Just looking for a bit of context.

Personally, given the low VIX environment we are currently in, my current annual goal is 13 - 16% annualized.
Back when the VIX was in the 30's, my annualized goal was in the 20 - 25% range, via a strategy of selling naked puts.
 
Quote from eh_geee@gmail:

As for commish, at IB for 75 cents per, or tos at $1.25, or TS at $1.00/contract with no ticket charge, selling a $5 condor one time should bring in say $200 and incur four legs or 4 x $1.00 is $4 for TS or $5 for tos. In simple terms, commish should be considered in terms of the trade price, but even in a four-legged position, it shouldn't be a factor in profitability. Perhaps I've misunderstood your description of selling a $50 IC and paying $10 in commission. In any case, I think it overcomplicates a simple short IC trade to try to understand, let alone manage gamma, just get out by the Wednesday and life is simple -- commish has little if anything to do with a decision to close or roll a position.

Commish can be a significant factor. It depends on how safe you want to be - how far you are outta the money. With Benklifa's strategy of opening contracts 60 days out at 8-10 delta, I think the average opening premium is around 13% of the spread for one side.

So... let's say he has a 10 point spread and gets 1.30 total credit. He also takes it off very quickly. At 5 contracts (1.25 commish per X 4 legs) you are getting $325 initial credit. Your total commish to get in and out is $50. If he gets HALF of his deterioration in a few weeks and removes it, he gets $162.50 minus $50. Commish is taking a third of the profit.

That's been part of my continued reluctance to really deploy ICs far OTM. If you are getting $5 credit, as in your example then the commish is much less of a factor, but you are going to have your feet a bit closer to the fire.
 
Quote from ktm:

Commish can be a significant factor. It depends on how safe you want to be - how far you are outta the money. With Benklifa's strategy of opening contracts 60 days out at 8-10 delta, I think the average opening premium is around 13% of the spread for one side.

So... let's say he has a 10 point spread and gets 1.30 total credit. He also takes it off very quickly. At 5 contracts (1.25 commish per X 4 legs) you are getting $325 initial credit. Your total commish to get in and out is $50. If he gets HALF of his deterioration in a few weeks and removes it, he gets $162.50 minus $50. Commish is taking a third of the profit.

That's been part of my continued reluctance to really deploy ICs far OTM. If you are getting $5 credit, as in your example then the commish is much less of a factor, but you are going to have your feet a bit closer to the fire.
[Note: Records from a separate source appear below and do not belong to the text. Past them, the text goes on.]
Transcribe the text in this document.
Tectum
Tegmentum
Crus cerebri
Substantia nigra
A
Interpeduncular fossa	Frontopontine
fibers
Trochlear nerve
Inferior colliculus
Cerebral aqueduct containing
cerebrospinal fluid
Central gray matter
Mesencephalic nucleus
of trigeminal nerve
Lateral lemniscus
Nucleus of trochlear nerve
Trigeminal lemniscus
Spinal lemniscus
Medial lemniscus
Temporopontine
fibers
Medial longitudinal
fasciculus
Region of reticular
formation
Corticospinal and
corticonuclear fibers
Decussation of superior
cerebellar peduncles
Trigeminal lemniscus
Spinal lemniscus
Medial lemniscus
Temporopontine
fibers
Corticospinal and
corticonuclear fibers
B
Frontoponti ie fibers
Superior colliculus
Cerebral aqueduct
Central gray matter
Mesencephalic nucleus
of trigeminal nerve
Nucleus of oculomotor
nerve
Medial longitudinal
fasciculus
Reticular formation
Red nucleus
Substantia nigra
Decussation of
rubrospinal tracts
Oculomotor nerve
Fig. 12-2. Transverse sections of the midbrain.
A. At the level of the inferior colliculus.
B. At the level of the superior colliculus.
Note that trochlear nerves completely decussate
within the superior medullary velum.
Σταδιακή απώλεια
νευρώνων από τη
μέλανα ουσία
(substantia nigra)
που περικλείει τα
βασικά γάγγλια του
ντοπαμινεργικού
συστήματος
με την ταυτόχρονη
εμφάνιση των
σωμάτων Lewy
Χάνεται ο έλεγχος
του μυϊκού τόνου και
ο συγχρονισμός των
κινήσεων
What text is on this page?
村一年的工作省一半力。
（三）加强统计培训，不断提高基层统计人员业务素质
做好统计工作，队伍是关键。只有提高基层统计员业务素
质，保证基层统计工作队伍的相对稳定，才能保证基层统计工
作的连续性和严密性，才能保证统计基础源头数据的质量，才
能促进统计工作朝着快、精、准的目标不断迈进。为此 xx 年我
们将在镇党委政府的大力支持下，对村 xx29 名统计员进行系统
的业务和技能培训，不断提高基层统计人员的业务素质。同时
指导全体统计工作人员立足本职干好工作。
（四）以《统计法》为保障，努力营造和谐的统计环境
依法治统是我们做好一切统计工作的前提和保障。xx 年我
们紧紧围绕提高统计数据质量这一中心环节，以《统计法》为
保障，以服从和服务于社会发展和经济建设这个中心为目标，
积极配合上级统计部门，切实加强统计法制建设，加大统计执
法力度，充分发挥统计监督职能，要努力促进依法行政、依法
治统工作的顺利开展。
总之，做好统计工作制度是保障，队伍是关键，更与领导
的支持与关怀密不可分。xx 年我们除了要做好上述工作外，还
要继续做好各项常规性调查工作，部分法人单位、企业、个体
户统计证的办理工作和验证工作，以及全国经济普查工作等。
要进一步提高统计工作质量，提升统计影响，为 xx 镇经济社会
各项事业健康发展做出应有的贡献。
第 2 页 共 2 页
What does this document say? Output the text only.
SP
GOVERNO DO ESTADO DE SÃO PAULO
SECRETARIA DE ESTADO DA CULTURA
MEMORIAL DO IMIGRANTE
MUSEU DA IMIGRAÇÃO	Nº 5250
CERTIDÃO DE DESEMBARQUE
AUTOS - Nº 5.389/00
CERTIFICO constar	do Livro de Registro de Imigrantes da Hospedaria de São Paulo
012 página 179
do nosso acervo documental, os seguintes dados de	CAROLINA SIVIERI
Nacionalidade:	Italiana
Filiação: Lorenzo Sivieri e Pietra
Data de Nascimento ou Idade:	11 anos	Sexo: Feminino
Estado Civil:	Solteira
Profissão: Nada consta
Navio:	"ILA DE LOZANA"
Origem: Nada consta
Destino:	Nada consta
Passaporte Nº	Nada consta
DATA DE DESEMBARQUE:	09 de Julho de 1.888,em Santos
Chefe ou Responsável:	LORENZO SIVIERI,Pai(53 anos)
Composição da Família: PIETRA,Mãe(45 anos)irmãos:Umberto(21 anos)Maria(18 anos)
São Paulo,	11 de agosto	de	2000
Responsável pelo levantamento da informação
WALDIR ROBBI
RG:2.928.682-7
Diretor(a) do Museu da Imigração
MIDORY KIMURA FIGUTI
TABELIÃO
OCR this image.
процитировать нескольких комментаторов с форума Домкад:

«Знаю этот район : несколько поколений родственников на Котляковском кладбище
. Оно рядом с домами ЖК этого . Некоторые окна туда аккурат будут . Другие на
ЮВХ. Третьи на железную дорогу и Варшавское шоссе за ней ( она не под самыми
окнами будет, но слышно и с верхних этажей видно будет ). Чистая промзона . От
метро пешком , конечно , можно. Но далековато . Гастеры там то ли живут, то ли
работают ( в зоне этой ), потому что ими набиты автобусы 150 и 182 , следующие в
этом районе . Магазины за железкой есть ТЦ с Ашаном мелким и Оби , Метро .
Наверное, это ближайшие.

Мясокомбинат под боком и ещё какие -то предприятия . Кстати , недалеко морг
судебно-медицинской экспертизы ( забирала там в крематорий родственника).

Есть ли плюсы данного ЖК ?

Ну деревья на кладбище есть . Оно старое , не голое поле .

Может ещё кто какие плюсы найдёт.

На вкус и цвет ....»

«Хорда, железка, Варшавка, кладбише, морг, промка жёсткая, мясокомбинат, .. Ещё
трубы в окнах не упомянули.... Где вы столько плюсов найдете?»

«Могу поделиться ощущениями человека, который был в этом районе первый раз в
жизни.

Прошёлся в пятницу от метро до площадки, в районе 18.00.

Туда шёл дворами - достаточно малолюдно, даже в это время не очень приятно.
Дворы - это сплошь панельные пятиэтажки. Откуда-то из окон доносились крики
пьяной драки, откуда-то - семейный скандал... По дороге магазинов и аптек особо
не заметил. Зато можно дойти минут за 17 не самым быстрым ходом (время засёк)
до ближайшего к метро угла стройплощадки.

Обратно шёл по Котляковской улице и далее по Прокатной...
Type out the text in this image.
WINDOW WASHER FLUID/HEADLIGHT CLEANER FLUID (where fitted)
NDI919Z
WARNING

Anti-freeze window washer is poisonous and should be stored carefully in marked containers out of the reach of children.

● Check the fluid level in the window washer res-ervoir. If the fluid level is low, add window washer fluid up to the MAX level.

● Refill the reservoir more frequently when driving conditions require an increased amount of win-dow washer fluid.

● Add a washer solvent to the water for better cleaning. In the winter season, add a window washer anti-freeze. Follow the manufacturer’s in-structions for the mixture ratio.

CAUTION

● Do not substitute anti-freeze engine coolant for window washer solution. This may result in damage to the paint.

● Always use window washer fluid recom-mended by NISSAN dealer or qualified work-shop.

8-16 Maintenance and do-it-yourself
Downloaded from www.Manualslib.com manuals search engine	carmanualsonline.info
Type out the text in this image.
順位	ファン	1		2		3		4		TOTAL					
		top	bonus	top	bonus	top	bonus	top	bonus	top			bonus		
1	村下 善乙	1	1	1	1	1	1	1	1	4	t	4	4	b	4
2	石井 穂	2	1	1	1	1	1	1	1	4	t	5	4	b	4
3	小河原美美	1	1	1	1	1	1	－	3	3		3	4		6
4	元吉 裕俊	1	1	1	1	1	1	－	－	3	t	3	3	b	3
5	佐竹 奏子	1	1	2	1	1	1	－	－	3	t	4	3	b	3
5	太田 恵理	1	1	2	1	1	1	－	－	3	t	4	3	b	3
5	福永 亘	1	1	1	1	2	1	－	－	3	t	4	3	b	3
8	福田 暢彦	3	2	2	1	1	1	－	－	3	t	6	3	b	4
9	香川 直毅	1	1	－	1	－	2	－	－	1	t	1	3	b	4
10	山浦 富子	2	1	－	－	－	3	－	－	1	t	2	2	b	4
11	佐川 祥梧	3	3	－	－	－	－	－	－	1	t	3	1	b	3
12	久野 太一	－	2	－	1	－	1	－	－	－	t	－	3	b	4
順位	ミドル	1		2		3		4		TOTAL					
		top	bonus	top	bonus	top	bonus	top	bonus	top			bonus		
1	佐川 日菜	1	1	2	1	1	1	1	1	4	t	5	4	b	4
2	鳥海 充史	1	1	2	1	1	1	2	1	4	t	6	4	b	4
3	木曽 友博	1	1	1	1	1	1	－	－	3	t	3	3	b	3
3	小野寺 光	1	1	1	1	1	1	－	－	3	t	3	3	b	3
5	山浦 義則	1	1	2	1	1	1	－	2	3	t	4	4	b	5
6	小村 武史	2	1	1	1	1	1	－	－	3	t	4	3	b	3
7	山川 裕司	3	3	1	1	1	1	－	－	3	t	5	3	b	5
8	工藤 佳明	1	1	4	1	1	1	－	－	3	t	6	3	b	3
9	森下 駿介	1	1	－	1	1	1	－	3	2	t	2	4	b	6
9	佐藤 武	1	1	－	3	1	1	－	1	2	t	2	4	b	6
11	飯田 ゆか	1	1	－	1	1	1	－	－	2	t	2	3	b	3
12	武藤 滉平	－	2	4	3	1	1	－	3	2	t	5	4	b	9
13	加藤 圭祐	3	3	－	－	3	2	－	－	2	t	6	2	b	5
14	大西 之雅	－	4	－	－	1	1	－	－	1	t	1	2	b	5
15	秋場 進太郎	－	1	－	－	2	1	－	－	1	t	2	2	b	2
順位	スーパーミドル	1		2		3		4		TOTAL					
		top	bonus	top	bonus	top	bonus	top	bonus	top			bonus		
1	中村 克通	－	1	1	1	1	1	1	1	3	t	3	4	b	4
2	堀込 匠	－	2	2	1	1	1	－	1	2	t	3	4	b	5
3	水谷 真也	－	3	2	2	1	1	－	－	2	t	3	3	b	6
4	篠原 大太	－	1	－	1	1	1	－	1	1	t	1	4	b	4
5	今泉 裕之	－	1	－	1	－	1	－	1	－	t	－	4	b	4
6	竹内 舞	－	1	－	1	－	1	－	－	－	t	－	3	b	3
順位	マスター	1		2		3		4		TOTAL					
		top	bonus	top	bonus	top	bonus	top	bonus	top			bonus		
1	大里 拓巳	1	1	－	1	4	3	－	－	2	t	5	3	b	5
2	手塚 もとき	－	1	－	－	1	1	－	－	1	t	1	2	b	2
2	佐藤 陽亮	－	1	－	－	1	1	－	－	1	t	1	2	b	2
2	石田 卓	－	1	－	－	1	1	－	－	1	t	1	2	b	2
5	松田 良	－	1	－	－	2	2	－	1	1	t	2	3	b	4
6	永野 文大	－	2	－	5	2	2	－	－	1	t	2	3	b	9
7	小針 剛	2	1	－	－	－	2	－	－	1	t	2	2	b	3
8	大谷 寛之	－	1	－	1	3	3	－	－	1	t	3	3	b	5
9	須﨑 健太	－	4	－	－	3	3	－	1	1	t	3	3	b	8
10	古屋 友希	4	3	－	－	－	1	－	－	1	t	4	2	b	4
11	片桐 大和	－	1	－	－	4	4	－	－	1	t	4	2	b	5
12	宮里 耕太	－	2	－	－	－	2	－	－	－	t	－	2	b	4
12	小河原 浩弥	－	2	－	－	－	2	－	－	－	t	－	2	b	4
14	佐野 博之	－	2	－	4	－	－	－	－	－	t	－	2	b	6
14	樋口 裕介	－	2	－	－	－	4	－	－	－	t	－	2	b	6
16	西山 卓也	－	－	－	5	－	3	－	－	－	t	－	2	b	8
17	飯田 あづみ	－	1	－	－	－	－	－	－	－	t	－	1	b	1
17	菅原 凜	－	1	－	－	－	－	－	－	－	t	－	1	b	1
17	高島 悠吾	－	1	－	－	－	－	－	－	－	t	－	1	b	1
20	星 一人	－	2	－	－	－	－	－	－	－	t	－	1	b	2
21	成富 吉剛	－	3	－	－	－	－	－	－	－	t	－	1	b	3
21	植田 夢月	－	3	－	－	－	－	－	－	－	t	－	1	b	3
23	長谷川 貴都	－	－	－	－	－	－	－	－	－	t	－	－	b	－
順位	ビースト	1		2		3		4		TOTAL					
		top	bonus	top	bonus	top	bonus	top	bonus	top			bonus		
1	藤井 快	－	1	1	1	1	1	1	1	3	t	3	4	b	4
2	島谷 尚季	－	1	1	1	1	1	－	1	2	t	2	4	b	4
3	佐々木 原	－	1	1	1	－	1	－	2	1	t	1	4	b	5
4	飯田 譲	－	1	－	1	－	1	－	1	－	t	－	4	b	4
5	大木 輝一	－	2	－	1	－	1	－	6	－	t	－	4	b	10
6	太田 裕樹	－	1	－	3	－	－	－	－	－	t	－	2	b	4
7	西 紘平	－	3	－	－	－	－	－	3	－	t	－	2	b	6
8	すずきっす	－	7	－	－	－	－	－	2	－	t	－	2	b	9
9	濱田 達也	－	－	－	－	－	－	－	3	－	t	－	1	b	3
My commissions at IB are .70/contract. That's 7.20 round trip on 130.00 dollar credit... 5 condors would be 650.00 credit minus 36 dollar round trip commission.. commissions go down significantly with penny options... so 36 is max..that means commissions are max 5.5%

Using spx instead of spy, bigger notionals require less condors saving commissions.. not closing long legs that are so far out of the money they aren't even quoted is a thought for those people not holding until expire..

I can not see how your doing your math but at first glance its wrong
 
Quote from cdcaveman:

My commissions at IB are .70/contract. That's 7.20 round trip on 130.00 dollar credit... 5 condors would be 650.00 credit minus 36 dollar round trip commission.. commissions go down significantly with penny options... so 36 is max..that means commissions are max 5.5%

Using spx instead of spy, bigger notionals require less condors saving commissions.. not closing long legs that are so far out of the money they aren't even quoted is a thought for those people not holding until expire..

I can not see how your doing your math but at first glance its wrong

My math is correct. I can see that the commissions are half the percentage by using 100 multiplier contracts instead of $50 (ES).